Asset Depletion Loans make sense for Quincy buyers who are retired or semi-retired with solid savings but no W-2 income. If you have $200,000 in a brokerage account and $50,000 annual Social Security, this program bridges the gap.
They don't work well if your assets are illiquid or if you need to preserve every dollar for living expenses. The lender will count a portion of your savings as income, which reduces what you can actually spend later.
Conventional loans require documented income—W-2s, tax returns, or pay stubs. Asset Depletion Loans skip that requirement and use your savings instead, which helps buyers without recent employment.
The tradeoff is a higher rate and stricter down-payment rules. Conventional loans at 20% down carry no mortgage insurance; Asset Depletion Loans typically require PMI even with substantial equity.
Feather River College's Upward Bound program is connecting Plumas County students to UC Davis and other universities. That kind of educational access matters for families planning to stay in the region long-term.
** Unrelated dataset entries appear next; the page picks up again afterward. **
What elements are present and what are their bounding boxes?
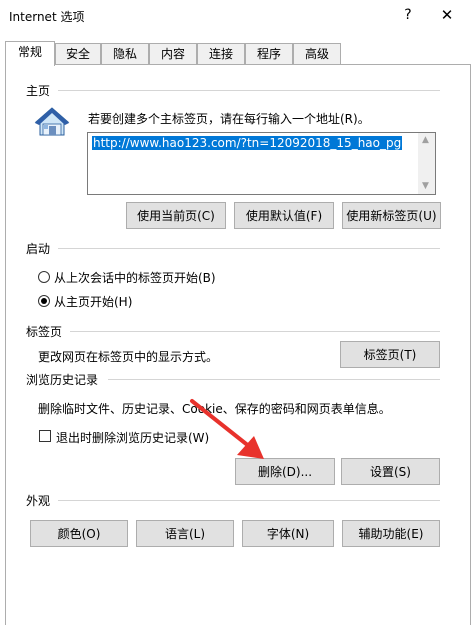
house-icon (34, 106, 70, 138)
use-default-button[interactable]: 使用默认值(F) (234, 202, 334, 229)
help-button[interactable]: ? (398, 4, 418, 26)
tab-programs[interactable]: 程序 (245, 43, 293, 65)
annotation-arrow-icon (190, 399, 264, 459)
tabs-description: 更改网页在标签页中的显示方式。 (38, 350, 219, 364)
tab-strip: 常规 安全 隐私 内容 连接 程序 高级 (5, 41, 469, 66)
startup-heading: 启动 (26, 242, 51, 256)
tab-advanced[interactable]: 高级 (293, 43, 341, 65)
tab-security[interactable]: 安全 (55, 43, 101, 65)
tabs-divider (70, 331, 440, 332)
start-home-label: 从主页开始(H) (54, 295, 133, 309)
close-button[interactable]: ✕ (434, 4, 460, 26)
scroll-up-icon[interactable]: ▲ (422, 135, 429, 145)
use-current-button[interactable]: 使用当前页(C) (126, 202, 226, 229)
scroll-down-icon[interactable]: ▼ (422, 181, 429, 191)
languages-button[interactable]: 语言(L) (136, 520, 234, 547)
title-bar: Internet 选项 ? ✕ (0, 0, 475, 32)
home-heading: 主页 (26, 84, 51, 98)
use-new-tab-button[interactable]: 使用新标签页(U) (342, 202, 441, 229)
history-divider (108, 379, 440, 380)
tab-general[interactable]: 常规 (5, 41, 55, 66)
home-divider (58, 90, 440, 91)
delete-on-exit-checkbox[interactable] (39, 430, 51, 442)
start-last-session-label: 从上次会话中的标签页开始(B) (54, 271, 216, 285)
startup-divider (58, 248, 440, 249)
tabs-settings-button[interactable]: 标签页(T) (340, 341, 440, 368)
tab-content[interactable]: 内容 (149, 43, 197, 65)
history-heading: 浏览历史记录 (26, 373, 99, 387)
colors-button[interactable]: 颜色(O) (30, 520, 128, 547)
radio-start-home[interactable] (38, 295, 50, 307)
appearance-divider (58, 500, 440, 501)
fonts-button[interactable]: 字体(N) (242, 520, 334, 547)
window-title: Internet 选项 (9, 10, 85, 24)
home-instruction: 若要创建多个主标签页，请在每行输入一个地址(R)。 (88, 112, 370, 126)
tab-connections[interactable]: 连接 (197, 43, 245, 65)
home-url-value: http://www.hao123.com/?tn=12092018_15_ha… (92, 136, 403, 150)
tabs-heading: 标签页 (26, 325, 63, 339)
history-settings-button[interactable]: 设置(S) (341, 458, 440, 485)
home-page-urls-textarea[interactable]: http://www.hao123.com/?tn=12092018_15_ha… (87, 132, 436, 195)
appearance-heading: 外观 (26, 494, 51, 508)
accessibility-button[interactable]: 辅助功能(E) (342, 520, 440, 547)
textarea-scrollbar[interactable]: ▲ ▼ (418, 133, 435, 194)
tab-privacy[interactable]: 隐私 (101, 43, 149, 65)
radio-start-last-session[interactable] (38, 271, 50, 283)
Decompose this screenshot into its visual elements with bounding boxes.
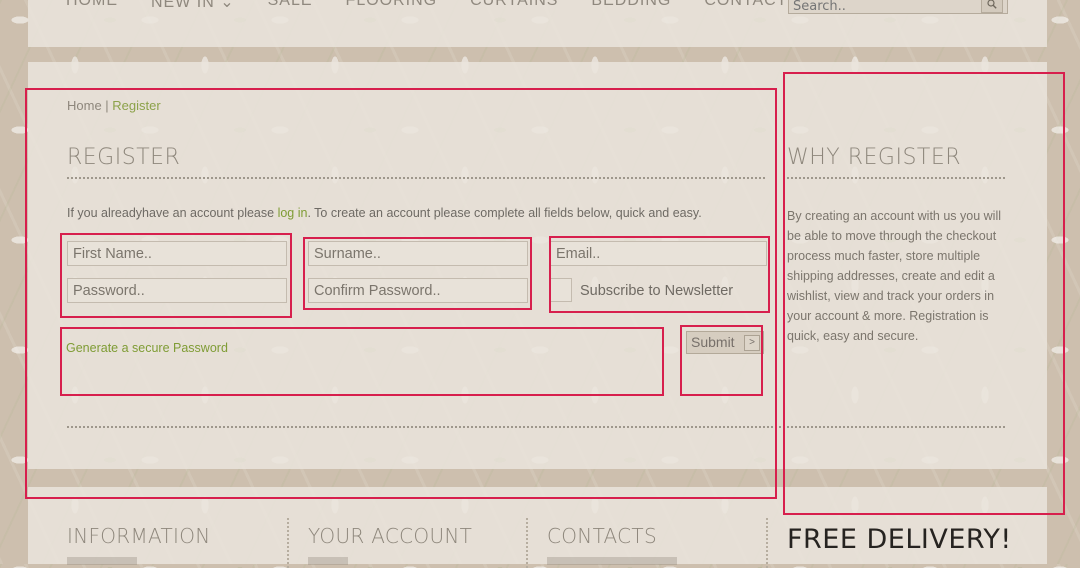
search-box xyxy=(788,0,1008,15)
nav-curtains[interactable]: CURTAINS xyxy=(470,0,558,12)
password-input[interactable] xyxy=(68,279,286,302)
subscribe-label[interactable]: Subscribe to Newsletter xyxy=(580,283,733,299)
confirm-password-input[interactable] xyxy=(309,279,527,302)
page-title: REGISTER xyxy=(67,145,181,170)
nav-new-in[interactable]: NEW IN ⌄ xyxy=(151,0,235,12)
why-register-heading: WHY REGISTER xyxy=(787,145,962,170)
password-field xyxy=(67,278,287,303)
subscribe-checkbox[interactable] xyxy=(550,278,572,302)
search-icon xyxy=(987,0,997,9)
nav-bedding[interactable]: BEDDING xyxy=(591,0,671,12)
login-link[interactable]: log in xyxy=(278,206,308,220)
nav-flooring[interactable]: FLOORING xyxy=(346,0,438,12)
search-button[interactable] xyxy=(981,0,1003,13)
nav-sale[interactable]: SALE xyxy=(268,0,313,12)
why-divider xyxy=(787,177,1005,179)
footer-divider xyxy=(526,518,528,568)
generate-password-link[interactable]: Generate a secure Password xyxy=(66,341,228,355)
surname-field xyxy=(308,241,528,266)
breadcrumb-current: Register xyxy=(112,98,161,113)
search-input[interactable] xyxy=(789,0,985,15)
footer-your-account-heading: YOUR ACCOUNT xyxy=(308,524,473,548)
nav-home[interactable]: HOME xyxy=(66,0,118,12)
free-delivery-banner: FREE DELIVERY! xyxy=(787,524,1012,555)
footer-divider xyxy=(766,518,768,568)
footer-divider xyxy=(287,518,289,568)
footer-contacts-heading: CONTACTS xyxy=(547,524,657,548)
first-name-field xyxy=(67,241,287,266)
breadcrumb: Home | Register xyxy=(67,98,161,113)
first-name-input[interactable] xyxy=(68,242,286,265)
footer-information-heading: INFORMATION xyxy=(67,524,211,548)
main-nav: HOME NEW IN ⌄ SALE FLOORING CURTAINS BED… xyxy=(66,0,850,12)
submit-label: Submit xyxy=(691,334,735,350)
confirm-password-field xyxy=(308,278,528,303)
breadcrumb-home[interactable]: Home xyxy=(67,98,102,113)
heading-divider xyxy=(67,177,765,179)
email-input[interactable] xyxy=(551,242,766,265)
form-bottom-divider xyxy=(67,426,1005,428)
intro-text-before: If you alreadyhave an account please xyxy=(67,206,278,220)
breadcrumb-separator: | xyxy=(101,98,113,113)
arrow-right-icon: > xyxy=(744,335,760,351)
intro-text-after: . To create an account please complete a… xyxy=(307,206,702,220)
intro-text: If you alreadyhave an account please log… xyxy=(67,206,702,220)
email-field xyxy=(550,241,767,266)
surname-input[interactable] xyxy=(309,242,527,265)
why-register-text: By creating an account with us you will … xyxy=(787,209,1001,343)
submit-button[interactable]: Submit > xyxy=(686,331,764,354)
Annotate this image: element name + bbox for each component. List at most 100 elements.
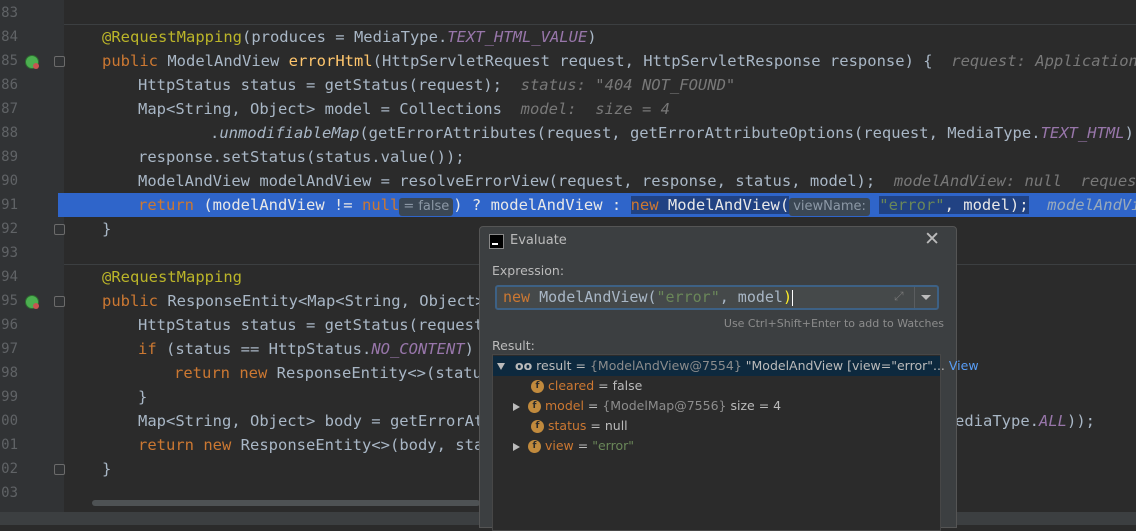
code-line-97[interactable]: if (status == HttpStatus.NO_CONTENT) {	[138, 337, 493, 361]
keyword: new	[503, 288, 531, 306]
fold-icon[interactable]	[54, 56, 65, 67]
code-text: ResponseEntity<>(status	[267, 364, 492, 382]
method-name: errorHtml	[288, 52, 373, 70]
history-dropdown-button[interactable]	[914, 287, 937, 308]
code-line-89[interactable]: response.setStatus(status.value());	[138, 145, 465, 169]
code-text: (produces = MediaType.	[241, 28, 448, 46]
line-number[interactable]: 97	[0, 337, 18, 361]
result-value: "ModelAndView [view="error"...	[745, 358, 945, 373]
line-number[interactable]: 01	[0, 433, 18, 457]
string-literal: "error"	[656, 288, 720, 306]
code-line-90[interactable]: ModelAndView modelAndView = resolveError…	[138, 169, 1136, 193]
expand-editor-icon[interactable]: ⤢	[894, 290, 905, 302]
expand-arrow-icon[interactable]	[513, 402, 520, 411]
result-label: Result:	[492, 338, 535, 353]
line-number[interactable]: 95	[0, 289, 18, 313]
line-number[interactable]: 89	[0, 145, 18, 169]
field-row-status[interactable]: f status = null	[531, 416, 628, 436]
field-name: view	[545, 438, 574, 453]
code-line-100-tail[interactable]: ediaType.ALL));	[955, 409, 1095, 433]
code-text: ediaType.	[955, 412, 1039, 430]
fold-icon[interactable]	[54, 296, 65, 307]
code-line-100[interactable]: Map<String, Object> body = getErrorAtt	[138, 409, 493, 433]
field-row-model[interactable]: f model = {ModelMap@7556} size = 4	[513, 396, 781, 416]
code-line-88[interactable]: .unmodifiableMap(getErrorAttributes(requ…	[210, 121, 1136, 145]
result-tree[interactable]: oo result = {ModelAndView@7554} "ModelAn…	[492, 354, 979, 531]
breakpoint-override-icon[interactable]	[25, 55, 39, 69]
code-line-92[interactable]: }	[102, 217, 111, 241]
code-text: ModelAndView	[158, 52, 289, 70]
code-line-87[interactable]: Map<String, Object> model = Collections …	[138, 97, 670, 121]
code-text: }	[102, 460, 112, 478]
code-text: Map<String, Object> body = getErrorAtt	[138, 412, 493, 430]
code-line-99[interactable]: }	[138, 385, 147, 409]
keyword: new	[203, 436, 232, 454]
fold-icon[interactable]	[54, 464, 65, 475]
expression-input[interactable]: new ModelAndView("error", model) ⤢	[495, 285, 939, 310]
code-text: HttpStatus status = getStatus(request)	[138, 316, 493, 334]
field-row-view[interactable]: f view = "error"	[513, 436, 634, 456]
code-line-98[interactable]: return new ResponseEntity<>(status	[174, 361, 491, 385]
keyword: if	[138, 340, 157, 358]
line-number[interactable]: 87	[0, 97, 18, 121]
breakpoint-override-icon[interactable]	[25, 295, 39, 309]
keyword: public	[102, 292, 158, 310]
text-cursor	[792, 289, 793, 306]
code-line-101[interactable]: return new ResponseEntity<>(body, stat	[138, 433, 493, 457]
code-line-95[interactable]: public ResponseEntity<Map<String, Object…	[102, 289, 494, 313]
line-number[interactable]: 92	[0, 217, 18, 241]
line-number[interactable]: 91	[0, 193, 18, 217]
line-number[interactable]: 99	[0, 385, 18, 409]
code-text: (HttpServletRequest request, HttpServlet…	[372, 52, 933, 70]
debug-inline-value: request: ApplicationHttp	[951, 52, 1136, 70]
fold-icon[interactable]	[54, 224, 65, 235]
code-text: ResponseEntity<Map<String, Object>>	[158, 292, 494, 310]
field-row-cleared[interactable]: f cleared = false	[531, 376, 642, 396]
method-call: unmodifiableMap	[219, 124, 360, 142]
collapse-arrow-icon[interactable]	[497, 363, 505, 370]
string-literal: "error"	[879, 196, 945, 214]
field-name: status	[548, 418, 587, 433]
code-text: (modelAndView !=	[194, 196, 362, 214]
code-text: ResponseEntity<>(body, stat	[231, 436, 493, 454]
horizontal-scrollbar[interactable]	[92, 500, 480, 506]
close-icon[interactable]: ✕	[924, 228, 940, 250]
dialog-title: Evaluate	[510, 233, 567, 248]
result-row[interactable]: oo result = {ModelAndView@7554} "ModelAn…	[497, 356, 979, 376]
line-number[interactable]: 98	[0, 361, 18, 385]
line-number[interactable]: 86	[0, 73, 18, 97]
line-number[interactable]: 02	[0, 457, 18, 481]
line-number[interactable]: 03	[0, 481, 18, 505]
field-value: size = 4	[730, 398, 782, 413]
code-text: .	[210, 124, 220, 142]
code-text: )	[587, 28, 597, 46]
line-number[interactable]: 94	[0, 265, 18, 289]
equals-sign: =	[571, 358, 590, 373]
view-link[interactable]: View	[949, 358, 979, 373]
code-text: ) ? modelAndView :	[453, 196, 631, 214]
code-line-94[interactable]: @RequestMapping	[102, 265, 242, 289]
code-line-91[interactable]: return (modelAndView != null = false) ? m…	[138, 193, 1136, 217]
keyword: return	[138, 196, 194, 214]
annotation: @RequestMapping	[102, 268, 242, 286]
code-line-102[interactable]: }	[102, 457, 111, 481]
line-number[interactable]: 96	[0, 313, 18, 337]
line-number[interactable]: 83	[0, 1, 18, 25]
code-line-96[interactable]: HttpStatus status = getStatus(request)	[138, 313, 493, 337]
debug-inline-value: modelAndView:	[1047, 196, 1136, 214]
expand-arrow-icon[interactable]	[513, 442, 520, 451]
code-line-84[interactable]: @RequestMapping(produces = MediaType.TEX…	[102, 25, 597, 49]
code-text: )));	[1124, 124, 1136, 142]
code-line-86[interactable]: HttpStatus status = getStatus(request); …	[138, 73, 735, 97]
line-number[interactable]: 90	[0, 169, 18, 193]
line-number[interactable]: 88	[0, 121, 18, 145]
code-line-85[interactable]: public ModelAndView errorHtml(HttpServle…	[102, 49, 1136, 73]
line-number[interactable]: 84	[0, 25, 18, 49]
intellij-logo-icon	[489, 234, 504, 249]
constant: ALL	[1039, 412, 1067, 430]
line-number[interactable]: 85	[0, 49, 18, 73]
watch-glasses-icon: oo	[514, 358, 533, 373]
line-number[interactable]: 93	[0, 241, 18, 265]
keyword: null	[361, 196, 400, 214]
line-number[interactable]: 00	[0, 409, 18, 433]
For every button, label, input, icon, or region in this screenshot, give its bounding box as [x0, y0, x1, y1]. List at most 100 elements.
The new state park along the Feather River in nearby Yuba County signals regional recreation investment. Outdoor access and infrastructure upgrades support property values in Quincy and surrounding areas.
Yes. Asset Depletion Loans convert a portion of your liquid retirement accounts into qualifying income. The lender typically counts 60% of accessible savings as annual income for approval.
Most lenders require a minimum FICO of 620. Some portfolio lenders will work with scores in the 600–619 range if your assets are strong and your debt is minimal.
No. Asset Depletion Loans are designed for retirees and semi-retired buyers. Employment income is not required if your savings are sufficient to meet the lender's qualifying formula.
Expect to put down 10% to 20% depending on your total assets and the lender's guidelines. Higher down payments improve your approval odds and may lower your rate slightly.
Yes. Most Asset Depletion Loans carry PMI because the lender views the income as non-traditional. Even with 15% down, PMI typically applies until you reach 80% LTV through principal paydown.